Managing Bias in Text Analytics and Machine Learning: An entity classification use case

At Kingland, we see a variety of challenges facing our customers. We also employ a variety of software technology and techniques necessary to meet those challenges. In recent years we've seen more and more problems around text processing, resulting in heavier use of technology and techniques within the Text Analytics space.

Though Text Analytics is not conceptually new, the rapid expansion of unstructured text has and will continue to push organizations to employ its value in order to meet their business goals. At Kingland, a common use case is to leverage Text Analytics to power Machine Learning (ML) within the Scholar persona and components from our Kingland Text Analytics capabilities. This is accomplished by breaking the text down into features that can be leveraged by an ML model.

But as the age old saying goes, talk is cheap - let's see it in action!

The Problem

Let's say you have over 1 million customers and you need to correctly classify their Line of Business (LoB) for reporting purposes. Sure, you already staff a team of data/subject matter expert analysts that can do this manually, but you need this completed in six months. So you staff up, train more team members, and try to power through it.

Your downstream consumers start seeing inconsistencies and quality problems with the manually classified customer data records, and you have even more customers being on-boarded every day, making it seem impossible to keep up. You start asking questions about automation, but your team lacks the skill-set and capacity to make sweeping changes to the process needed for operationalizing the vision. Sound familiar?

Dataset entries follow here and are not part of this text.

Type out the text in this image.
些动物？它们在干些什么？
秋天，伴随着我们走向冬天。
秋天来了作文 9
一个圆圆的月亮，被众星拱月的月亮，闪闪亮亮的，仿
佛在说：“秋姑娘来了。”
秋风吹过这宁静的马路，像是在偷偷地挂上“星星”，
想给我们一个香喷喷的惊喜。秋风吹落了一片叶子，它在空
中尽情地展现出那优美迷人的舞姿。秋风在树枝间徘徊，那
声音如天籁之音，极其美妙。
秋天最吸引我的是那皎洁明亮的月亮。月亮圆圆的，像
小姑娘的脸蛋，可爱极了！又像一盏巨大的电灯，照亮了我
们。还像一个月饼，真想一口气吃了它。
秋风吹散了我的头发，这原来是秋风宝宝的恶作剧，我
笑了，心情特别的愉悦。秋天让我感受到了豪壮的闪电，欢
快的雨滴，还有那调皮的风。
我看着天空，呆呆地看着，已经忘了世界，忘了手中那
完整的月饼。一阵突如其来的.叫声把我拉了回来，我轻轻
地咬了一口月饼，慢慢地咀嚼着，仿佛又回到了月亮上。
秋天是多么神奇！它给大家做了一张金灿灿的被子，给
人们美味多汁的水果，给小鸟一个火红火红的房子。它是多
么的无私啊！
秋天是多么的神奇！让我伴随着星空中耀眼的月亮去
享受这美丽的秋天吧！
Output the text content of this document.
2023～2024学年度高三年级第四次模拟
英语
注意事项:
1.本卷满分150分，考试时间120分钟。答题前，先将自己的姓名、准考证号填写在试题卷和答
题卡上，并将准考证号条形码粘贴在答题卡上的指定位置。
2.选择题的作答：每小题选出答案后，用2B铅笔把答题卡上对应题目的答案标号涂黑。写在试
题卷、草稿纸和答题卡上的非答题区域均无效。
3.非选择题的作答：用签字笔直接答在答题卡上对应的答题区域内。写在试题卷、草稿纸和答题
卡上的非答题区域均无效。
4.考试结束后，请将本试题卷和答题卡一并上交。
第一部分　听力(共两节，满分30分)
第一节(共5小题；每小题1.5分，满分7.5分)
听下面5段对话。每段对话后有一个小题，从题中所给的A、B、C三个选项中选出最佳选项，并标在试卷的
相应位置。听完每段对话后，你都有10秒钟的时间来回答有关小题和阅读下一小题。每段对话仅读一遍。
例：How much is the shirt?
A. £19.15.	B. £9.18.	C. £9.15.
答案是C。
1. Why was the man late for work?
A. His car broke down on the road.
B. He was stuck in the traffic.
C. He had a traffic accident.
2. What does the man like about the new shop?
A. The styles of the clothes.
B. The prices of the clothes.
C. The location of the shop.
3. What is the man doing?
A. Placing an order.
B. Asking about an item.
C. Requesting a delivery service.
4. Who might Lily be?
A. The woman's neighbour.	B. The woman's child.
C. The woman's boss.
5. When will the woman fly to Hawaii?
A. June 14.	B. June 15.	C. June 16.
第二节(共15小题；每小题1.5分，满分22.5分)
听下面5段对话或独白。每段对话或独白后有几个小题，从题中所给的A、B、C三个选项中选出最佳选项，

This is a common situation organizations find themselves in. Truth be told we've been there ourselves. We invested in an ecosystem to help solve the problem, and subsequently built it into our Kingland Text Analytics capabilities.

There are many ways to start tackling a problem like this, but first let's do our homework on what makes a human expert "good" at performing this task. What's especially useful to understand is the difference between the new trainee and the superstar data analyst for this (manual) work, then we'll discuss some application methods.

Cognitive Bias and ML

Don't let the name fool you, Cognitive Biases are developed over time and are not always bad. True, they can distort consistency and accuracy when switching context or fields of study, but those same patterns can provide practical value through experience. When your superstar data analyst sees something, their biases are engaged whether they know it or not. When training an ML algorithm it will inherit bias based on the training material it is provided. The key is understanding when this is acceptable to leverage, while understanding that in most practical applications this is something you will be unlikely to avoid altogether. The real question is whether you want your superstar to be scalable, or if you're looking to identify new insights from your data.

Supervised Classifier

Supervised Learning is a very popular method of training a classifier where we have a host of labeled training data available. A classifier maps input data into a category. This method is also typically favored when one prefers interpretable over "black box" algorithms (e.g. you want to know what features and at what weight on influence they had on output).

A multitude of nuance exists when developing a classifier, such as unbalanced classes in the training set (i.e. many training examples of few classes with limited examples of others), but can be combated with careful consideration. In all, this method can be a practical approach to solving the classification problem introduced above and can fit your classifier to your specific schema.

Unsupervised Clustering

For all the flack Unsupervised Learning receives in the war of interpretability, it's an extremely useful tool when you lack labeled training data. The core concept is to train a model to group a set of data into factions that are more similar to each other than those in other factions.

Using this method, the model develops its own view of the data, which can assist with combating biases that exist in a labeled training set, while introducing new challenges such as fitting natural clusters into prescribed schema. This is still a valid method to employ when attempting to solve the classification problem above.

Real World Implementation

For real problems with real data, a hybrid or ensemble approach is often required to get the results you're looking for. There is no algorithm that rules them all, which is especially true when you're working outside of a lab. Leveraging an ensemble methodology, at Kingland we've seen a 250% increase in efficiency in this classification problem, rapidly accelerating time-to-market and consistency. We first implemented a sound data management process where data research analysts would research each customer entity to manually apply the entity's classification. In parallel, our AI team worked on the Supervised Classifier and Unsupervised Clustering ensemble approach for providing automation to this manual process. As we crossed over the 50,000 mark for customer entities manually classified, we began to have enough data to facilitate the automation to a degree of accuracy we expected - first with automating the manual classification review process (e.g. if the models and algorithms produced the same classification suggestion as the manual research, the manual review could be skipped), and next with automating more of the classification process overall, once the accuracy of the models met expectations.

This overall approach - leveraging manual data research processes with accompanying and increasingly accurate automation through Text Analytics and ML - allowed us to scale our superstar data analysts, so that we could take on more customer entities in the classification problem, or otherwise apply their efforts to additional projects.